Par Michel Maffesoli 16 mars 2022 LE FIGARO

Confronté à une flambée de violence en Corse, Emmanuel Macron a ouvert la voie à l’autonomie de l’île. Pour le sociologue, ce nouveau statut permettrait de mettre fin au centralisme technocratique.

Michel Maffesoli est sociologue et professeur émérite à la Sorbonne. Il a publié l’Ère des soulèvements (éditions du Cerf, 2021) et réédité en 2022 au Cerf La transfiguration du politique.
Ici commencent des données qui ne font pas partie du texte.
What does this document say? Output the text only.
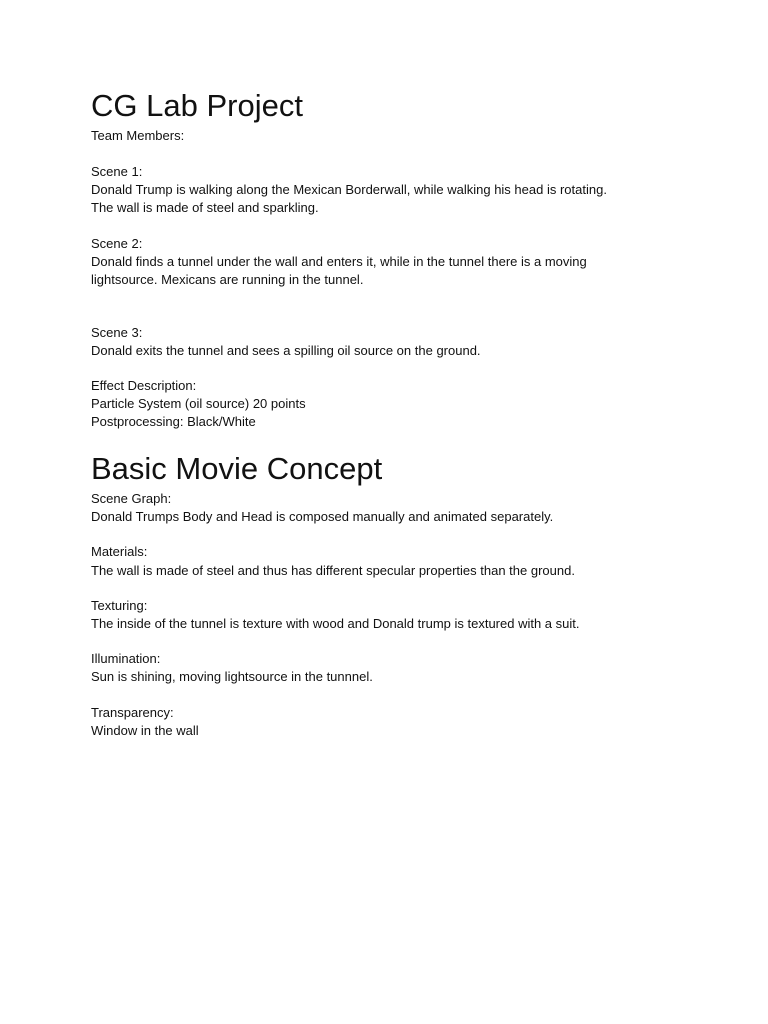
CG Lab Project

Team Members:

Scene 1:

Donald Trump is walking along the Mexican Borderwall, while walking his head is rotating.

The wall is made of steel and sparkling.

Scene 2:

Donald finds a tunnel under the wall and enters it, while in the tunnel there is a moving

lightsource. Mexicans are running in the tunnel.

Scene 3:

Donald exits the tunnel and sees a spilling oil source on the ground.

Effect Description:

Particle System (oil source) 20 points

Postprocessing: Black/White

Basic Movie Concept

Scene Graph:

Donald Trumps Body and Head is composed manually and animated separately.

Materials:

The wall is made of steel and thus has different specular properties than the ground.

Texturing:

The inside of the tunnel is texture with wood and Donald trump is textured with a suit.

Illumination:

Sun is shining, moving lightsource in the tunnnel.

Transparency:

Window in the wall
Les soulèvements, appelés à se développer, soulignent le refus d’une société aseptisée, dans laquelle ce qu’Étienne Balazs nommait la «bureaucratie céleste» impose, d’une manière abstraite, ce qu’elle considère comme étant le bien absolu. La verticalité du pouvoir surplombant n’est plus chose aisément admise. C’est bien ce que nous apprennent les nocturnes révoltes de l’Île de Beauté. Mais pour saisir ces phénomènes, il faut savoir prendre du recul.

Le soulèvement en Corse a été déclenché selon un scénario maintenant habituel : un évènement tragique, l’agression d’Yvan Colonna par un détenu emprisonné pour terrorisme islamiste. Notons que cette agression d’un «condamné» par un terroriste n’a pas été vraiment relevée par les observateurs. Il montre tout simplement qu’un détenu n’équivaut pas à un autre détenu, il n’y a pas de fraternité entre des détenus issus de communautés aussi différentes. Le monde carcéral est le miroir des différentes tribus qui fragmentent notre société. Le service public de la pénitentiaire, obéissant aux principes du service public issus de la modernité, ne prend pas en compte ces différences, il considère que tous les usagers de la prison sont identiques. Certes il doit y avoir égalité de traitement entre tous les détenus[1], mais la vie en commun en prison doit tenir compte des amitiés et inimitiés possibles entre groupes différents et pas seulement du statut de détenu, dangereux, particulièrement surveillés etc.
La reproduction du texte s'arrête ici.